Another player, Sharar Haddar, has said that Odai dragged him and his teammates over concrete, pulling skin off their backs, then yanked them through a pit so that sand stuck to their raw skin and made them jump in a vat of sewage.
A device used by Odai Hussein to torture Iraqi soccer players
Israel’s 1982 incursion into Lebanon is remembered most for the massacres carried out against Palestinians at the Sabra and Shatila refugee camps. At least 800 people were killed when the Israeli army, led by then defense minister Ariel Sharon, turned a blind eye as a Lebanese Christian militia rounded up Palestianians in these two camps and executed them. The murders occurred in many places, one of which was the local soccer stadium. The stadium was initially used as an interrogation center, but according to a report by Israeli journalist Amnon Kapeliouk, “28 dead prisoners were discovered on the premises with their hands tied behind their backs.” Thomas Friedman would win a Pulitzer prize for his reporting on the massacre, and he details how soccer stadiums were the sites of torture and murder.
Conflict involving Israel, its Arab neighbors, and soccer fields arose again in April of 2006. The terrorist group Islamic Jihad fired rockets from the Gaza Strip which landed on the Israeli kibbutz of Karmiya. In response, the Jewish state identified the launching pad for these rockets and bombed it.

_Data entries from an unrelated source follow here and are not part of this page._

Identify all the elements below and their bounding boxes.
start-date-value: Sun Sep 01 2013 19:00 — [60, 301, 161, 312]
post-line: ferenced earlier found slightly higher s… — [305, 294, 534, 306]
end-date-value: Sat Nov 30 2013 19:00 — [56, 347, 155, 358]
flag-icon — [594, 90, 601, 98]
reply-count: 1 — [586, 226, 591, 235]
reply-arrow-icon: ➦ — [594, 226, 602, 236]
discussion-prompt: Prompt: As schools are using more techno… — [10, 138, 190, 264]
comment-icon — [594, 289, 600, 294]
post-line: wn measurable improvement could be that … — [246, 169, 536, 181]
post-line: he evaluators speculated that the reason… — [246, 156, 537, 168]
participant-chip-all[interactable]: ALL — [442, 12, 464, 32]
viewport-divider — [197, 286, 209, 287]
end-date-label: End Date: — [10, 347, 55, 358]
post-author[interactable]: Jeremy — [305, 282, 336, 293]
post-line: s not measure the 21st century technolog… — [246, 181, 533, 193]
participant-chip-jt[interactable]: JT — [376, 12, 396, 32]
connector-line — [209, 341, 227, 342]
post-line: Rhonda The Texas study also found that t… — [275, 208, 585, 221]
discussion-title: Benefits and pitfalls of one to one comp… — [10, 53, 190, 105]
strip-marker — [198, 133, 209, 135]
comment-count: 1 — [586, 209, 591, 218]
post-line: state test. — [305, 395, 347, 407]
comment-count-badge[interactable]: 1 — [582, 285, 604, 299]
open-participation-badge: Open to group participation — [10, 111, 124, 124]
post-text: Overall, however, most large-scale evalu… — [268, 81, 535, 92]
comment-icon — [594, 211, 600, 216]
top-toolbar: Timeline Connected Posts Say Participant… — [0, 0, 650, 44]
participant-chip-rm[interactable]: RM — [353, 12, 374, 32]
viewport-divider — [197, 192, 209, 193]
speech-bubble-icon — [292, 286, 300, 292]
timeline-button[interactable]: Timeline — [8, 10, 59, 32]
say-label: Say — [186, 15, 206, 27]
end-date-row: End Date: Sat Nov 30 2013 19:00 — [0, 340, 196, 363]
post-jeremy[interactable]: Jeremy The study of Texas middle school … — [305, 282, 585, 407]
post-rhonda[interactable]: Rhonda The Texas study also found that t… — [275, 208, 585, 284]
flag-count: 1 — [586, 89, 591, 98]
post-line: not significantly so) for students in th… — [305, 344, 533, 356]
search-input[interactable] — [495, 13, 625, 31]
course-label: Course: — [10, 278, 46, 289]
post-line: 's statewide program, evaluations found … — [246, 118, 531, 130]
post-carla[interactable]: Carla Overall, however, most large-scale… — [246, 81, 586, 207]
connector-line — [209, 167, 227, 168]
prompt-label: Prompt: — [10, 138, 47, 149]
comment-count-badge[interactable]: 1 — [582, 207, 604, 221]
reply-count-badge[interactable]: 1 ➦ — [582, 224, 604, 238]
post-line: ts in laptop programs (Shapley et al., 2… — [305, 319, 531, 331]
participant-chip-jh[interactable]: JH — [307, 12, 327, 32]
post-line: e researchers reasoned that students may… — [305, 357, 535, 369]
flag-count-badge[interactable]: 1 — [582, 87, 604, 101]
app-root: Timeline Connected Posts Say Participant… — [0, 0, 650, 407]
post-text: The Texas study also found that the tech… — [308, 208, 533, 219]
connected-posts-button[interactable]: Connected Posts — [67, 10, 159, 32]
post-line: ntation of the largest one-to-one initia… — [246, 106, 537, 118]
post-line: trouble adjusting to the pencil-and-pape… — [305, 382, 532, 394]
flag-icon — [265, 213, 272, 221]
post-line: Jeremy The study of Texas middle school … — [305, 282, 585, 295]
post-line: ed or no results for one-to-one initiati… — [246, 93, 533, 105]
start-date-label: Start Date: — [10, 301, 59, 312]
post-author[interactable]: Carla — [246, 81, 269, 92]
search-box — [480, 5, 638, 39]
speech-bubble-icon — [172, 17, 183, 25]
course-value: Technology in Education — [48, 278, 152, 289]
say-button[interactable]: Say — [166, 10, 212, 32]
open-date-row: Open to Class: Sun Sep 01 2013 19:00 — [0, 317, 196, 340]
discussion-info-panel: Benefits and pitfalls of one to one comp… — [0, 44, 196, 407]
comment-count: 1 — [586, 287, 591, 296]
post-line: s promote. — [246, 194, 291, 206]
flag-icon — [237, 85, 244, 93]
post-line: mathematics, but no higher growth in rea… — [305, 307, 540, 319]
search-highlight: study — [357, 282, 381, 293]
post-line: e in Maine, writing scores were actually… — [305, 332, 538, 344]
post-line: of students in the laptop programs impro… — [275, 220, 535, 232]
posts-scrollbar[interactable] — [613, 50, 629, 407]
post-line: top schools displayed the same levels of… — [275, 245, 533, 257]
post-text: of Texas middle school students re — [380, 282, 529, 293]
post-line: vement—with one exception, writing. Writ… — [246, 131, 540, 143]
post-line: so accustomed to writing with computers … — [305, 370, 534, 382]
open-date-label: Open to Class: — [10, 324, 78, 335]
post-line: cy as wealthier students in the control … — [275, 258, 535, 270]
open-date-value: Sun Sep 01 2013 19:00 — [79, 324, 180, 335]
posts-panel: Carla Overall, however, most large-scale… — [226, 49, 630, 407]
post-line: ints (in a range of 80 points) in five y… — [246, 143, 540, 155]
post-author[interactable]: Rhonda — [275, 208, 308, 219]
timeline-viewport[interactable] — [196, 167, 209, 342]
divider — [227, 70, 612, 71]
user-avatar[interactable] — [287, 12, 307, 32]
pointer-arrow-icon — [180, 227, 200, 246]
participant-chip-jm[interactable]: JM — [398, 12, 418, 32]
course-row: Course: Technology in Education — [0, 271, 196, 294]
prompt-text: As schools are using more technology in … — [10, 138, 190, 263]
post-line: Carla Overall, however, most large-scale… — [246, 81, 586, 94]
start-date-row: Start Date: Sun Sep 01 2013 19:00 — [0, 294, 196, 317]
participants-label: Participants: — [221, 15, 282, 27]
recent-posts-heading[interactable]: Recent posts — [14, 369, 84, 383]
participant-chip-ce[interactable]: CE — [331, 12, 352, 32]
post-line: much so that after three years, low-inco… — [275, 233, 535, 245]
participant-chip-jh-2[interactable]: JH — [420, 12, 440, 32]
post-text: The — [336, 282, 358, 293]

Where did they bomb? A soccer field.
Other Examples
Numerous other examples exist of political violence perpetrated on soccer fields. Amnesty International has a series of reports condemning police forces for brutally cracking down on crowds in stadiums across the world (Tunisia, Turkey, and Syria for example). The 1968 Olympics in Mexico are remembered for the Tlatelolco Massacre, in which 200 to 300 student demonstrators were killed by army of that country. Reporter Susan Bilello described the lead-up to the event, which occurred near one of the world’s great stadiums, which would host the 1970 and 1986 World Cup finals.
Ten days later, the lighting of the Olympic torch in Aztec Stadium peacefully inaugurated the first games ever hosted by a developing country. Outside the stadium, troops and tanks were poised beyond the view of television cameras.
The violence in the breakaway republic of Chechnya spilled over into the soccer stadium when Russian-installed president Akhmad Kadyrov was killed while at a stadium in the capital Grozny (only three weeks after Kadyrov’s death, the local team, Terek Grozny, won the Russian Cup). And Haiti’s bid for stability has been interrupted by periodic violence, which has included massacres in soccer stadiums (in July and September of 2006). Even a “Play for Peace” match organized to help stamp out violence in the Caribbean country descended into violence, with at least six people killed.
Soccer fields have been the site of political violence throughout history. Dictators, armies, independence fighters, rebels, terrorists, and even peace keepers have perpetrated unspeakable offenses on the pitch. Ugliness has stained the fields of the beautiful game far too often.